In an earlier TMS study by Muggleton, Tsakanikos, Walsh, and Ward (2007), lesioning of right intraparietal cortex using TMS knocked out Stroop-like interference effects in a group of synesthetic participants. However, before jumping to the conclusion that the same neural substrates may underlie both crossmodal correspondences and synesthesia, it is worth noting that the cortical site targeted in the two studies was actually separated by a few centimeters. Of course, the fact that TMS was not applied over a control site in the study of Bien et al. (2012) also means that it is not possible to know exactly how specific (in neural terms) their TMS effects really were.

The temporary lesioning approach to the study of crossmodal correspondences highlighted by Bien et al. (2012) complements previous anecdotal reports that damage to other neighboring regions (e.g., the angular gyrus, located within the temporal–parietal–occipital, region) results in the loss of “the takete–maluma effect” (see Figure 1).
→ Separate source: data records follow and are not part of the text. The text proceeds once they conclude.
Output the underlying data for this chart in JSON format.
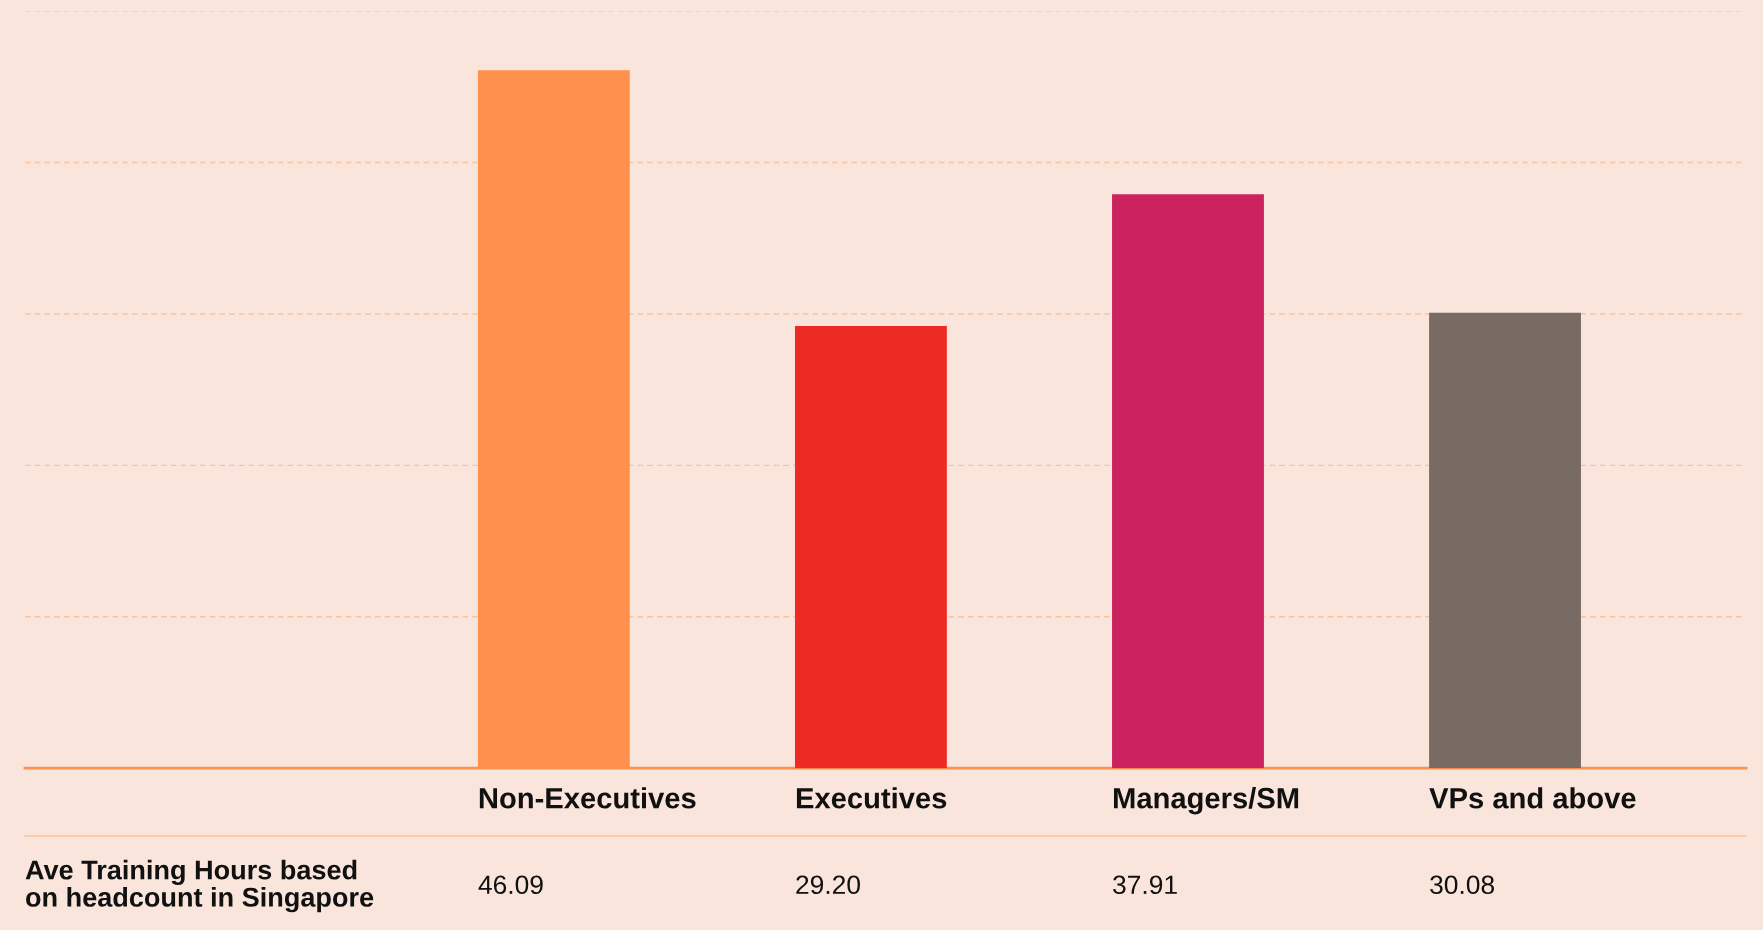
{
  "chart_data": {
    "type": "bar",
    "categories": [
      "Non-Executives",
      "Executives",
      "Managers/SM",
      "VPs and above"
    ],
    "values": [
      46.09,
      29.2,
      37.91,
      30.08
    ],
    "value_labels": [
      "46.09",
      "29.20",
      "37.91",
      "30.08"
    ],
    "colors": [
      "#ff914d",
      "#ec2c24",
      "#cb2260",
      "#786b63"
    ],
    "ylim": [
      0,
      50
    ],
    "yticks": [
      {
        "value": 0,
        "label": null
      },
      {
        "value": 10,
        "label": null
      },
      {
        "value": 20,
        "label": null
      },
      {
        "value": 30,
        "label": null
      },
      {
        "value": 40,
        "label": null
      },
      {
        "value": 50,
        "label": null
      }
    ],
    "grid": "y",
    "annotations": [
      "Ave Training Hours based\non headcount in Singapore"
    ]
  }
}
In the future, our understanding of the mechanism(s) underlying the many forms of crossmodal correspondence that have been documented behaviorally in recent years (see Parise & Spence, in press; Spence, 2011, 2012) are likely to be greatly enriched by further cognitive neuroscience research using techniques such as TMS. Indeed, one might even go so far as to consider whether certain coupling priors underpinning crossmodal correspondences (e.g., between auditory and visual stimuli) might not be encoded in the intraparietal sulcus itself (cf. Sadaghiani et al., 2009).

Figure 1.

The takete–maluma effect (first introduced by Köhler, 1929). The majority of participants say that the word “takete” better fits with the angular shape shown on the left, whereas the word “maluma” fits better with the rounded shape displayed on the right. Even those individuals from cultures without any written language have been shown to exhibit this effect (see Bremner et al., in press). The only exceptions to this generalization appear to be those suffering from damage to the angular gyrus (Ramachandran & Hubbard, 2003) and certain individuals suffering from autism spectrum disorder (Oberman & Ramachadran, 2008; Ramachandran & Oberman, 2006).